O poder de manipular o mundo e de remodelar o planeta inteiro, sem a correspondente compreensão da complexidade da ecologia global, promoveu o comprometimento de todo o sistema ecológico, pondo em perspectiva um colapso ambiental (Harari, 2018, p. 26). Esse poder incontrolável foi desenvolvido por engenheiros, empresários e cientistas com pouca consciência das implicações políticas de suas decisões e que certamente não representam ninguém. O poder disruptivo da tecnologia nem chega a ser prioridade na agenda política e, portanto, o deficit democrático da capacidade de afetar a ecologia global é evidente.

A democracia liberal capitalista, por assim dizer, sempre foi uma democracia consentida sob as condições aprovadas pelos capitalistas e voltada para os interesses cartesianos do capital predatório. Por isso, essa democracia política tradicional tem dificuldade para lidar com a complexidade, a cacofonia e a estridente estática em que se expressam as múltiplas correntes de defesa ambiental. O debate “democrático” moderno perdeu a capacidade de gerar consenso na proporção em que uma predisposição autoritária pretende silenciar o outro à força. Como escreve Applebaum (2018, p. 97):

“As instituições democráticas modernas construídas para uma era que possuía uma tecnologia da informação muito diferente, fornecem pouco conforto para aqueles que se enraivecem com a dissonância. Eleições, campanhas e formação de coalizões parecem retrógradas em um mundo no qual outras coisas acontecem tão rapidamente.”

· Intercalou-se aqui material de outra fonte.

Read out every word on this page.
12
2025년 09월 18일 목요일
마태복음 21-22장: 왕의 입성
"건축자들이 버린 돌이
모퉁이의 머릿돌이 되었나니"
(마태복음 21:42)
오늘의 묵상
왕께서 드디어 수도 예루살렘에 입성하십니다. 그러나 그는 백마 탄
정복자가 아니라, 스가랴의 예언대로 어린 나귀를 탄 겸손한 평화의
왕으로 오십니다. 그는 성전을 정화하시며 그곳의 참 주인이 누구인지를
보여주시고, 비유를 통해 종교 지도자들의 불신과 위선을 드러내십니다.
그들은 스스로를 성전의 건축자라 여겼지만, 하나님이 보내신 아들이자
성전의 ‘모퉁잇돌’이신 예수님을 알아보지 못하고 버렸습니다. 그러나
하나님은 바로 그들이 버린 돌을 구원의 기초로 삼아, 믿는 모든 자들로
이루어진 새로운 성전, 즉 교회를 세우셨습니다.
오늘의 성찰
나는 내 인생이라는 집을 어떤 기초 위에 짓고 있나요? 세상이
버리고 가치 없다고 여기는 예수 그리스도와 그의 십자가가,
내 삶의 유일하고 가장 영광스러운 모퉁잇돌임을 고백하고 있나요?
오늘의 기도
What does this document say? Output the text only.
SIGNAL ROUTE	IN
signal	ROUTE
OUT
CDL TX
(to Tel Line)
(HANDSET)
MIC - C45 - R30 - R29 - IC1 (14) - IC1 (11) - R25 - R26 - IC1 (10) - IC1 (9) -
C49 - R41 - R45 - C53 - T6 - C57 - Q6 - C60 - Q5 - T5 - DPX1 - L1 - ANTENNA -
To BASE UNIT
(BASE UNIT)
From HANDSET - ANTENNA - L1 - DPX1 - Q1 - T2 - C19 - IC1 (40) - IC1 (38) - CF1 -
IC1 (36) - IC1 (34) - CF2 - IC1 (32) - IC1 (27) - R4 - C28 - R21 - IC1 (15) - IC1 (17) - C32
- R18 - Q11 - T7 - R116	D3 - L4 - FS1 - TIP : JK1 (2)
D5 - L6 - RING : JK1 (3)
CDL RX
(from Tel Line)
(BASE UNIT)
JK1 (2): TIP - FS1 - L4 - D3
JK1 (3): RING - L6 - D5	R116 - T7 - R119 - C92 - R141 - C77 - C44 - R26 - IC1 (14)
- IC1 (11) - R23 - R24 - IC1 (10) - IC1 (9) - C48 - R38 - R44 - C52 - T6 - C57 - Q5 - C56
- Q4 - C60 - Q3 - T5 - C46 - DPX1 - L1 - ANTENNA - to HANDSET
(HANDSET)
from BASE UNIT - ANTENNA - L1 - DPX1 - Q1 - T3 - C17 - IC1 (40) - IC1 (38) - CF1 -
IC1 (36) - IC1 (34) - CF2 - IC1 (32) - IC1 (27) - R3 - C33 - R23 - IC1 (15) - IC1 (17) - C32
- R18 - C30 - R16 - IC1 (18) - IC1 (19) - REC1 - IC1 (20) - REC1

As atuais estruturas econômicas, políticas e institucionais são como dinossauros: incapazes de se adaptar às mudanças ambientais e, portanto, condenadas à extinção (Capra, 1982, p. 215) ou a uma inutilidade vestigial. A própria democracia, com toda sua flexibilidade intrínseca [1] e seus hábitos mentais pacíficos, assegura apenas a eleição de governos fora de sintonia com o mundo natural (Lovelock, 2006, p. 105). E eleições também, isoladamente, não podem assegurar o equilíbrio dos estados democráticos [2].

A referência, feita no parágrafo anterior, de que a democracia assegura apenas a eleição de governos fora de sintonia com o mundo natural, merece dois comentários: primeiro, as eleições, como ingrediente fundamental da democracia, não são perfeitas. Trata-se, na verdade, de uma atividade imperfeita por sua própria natureza. Simplesmente há a sorte de, na maioria das vezes, o resultado de uma eleição ser claro o suficiente para ser visível em meio aos ardis partidários (Seife, 2012, p. 142). Além disso, nenhuma política pública ou social flui diretamente das eleições.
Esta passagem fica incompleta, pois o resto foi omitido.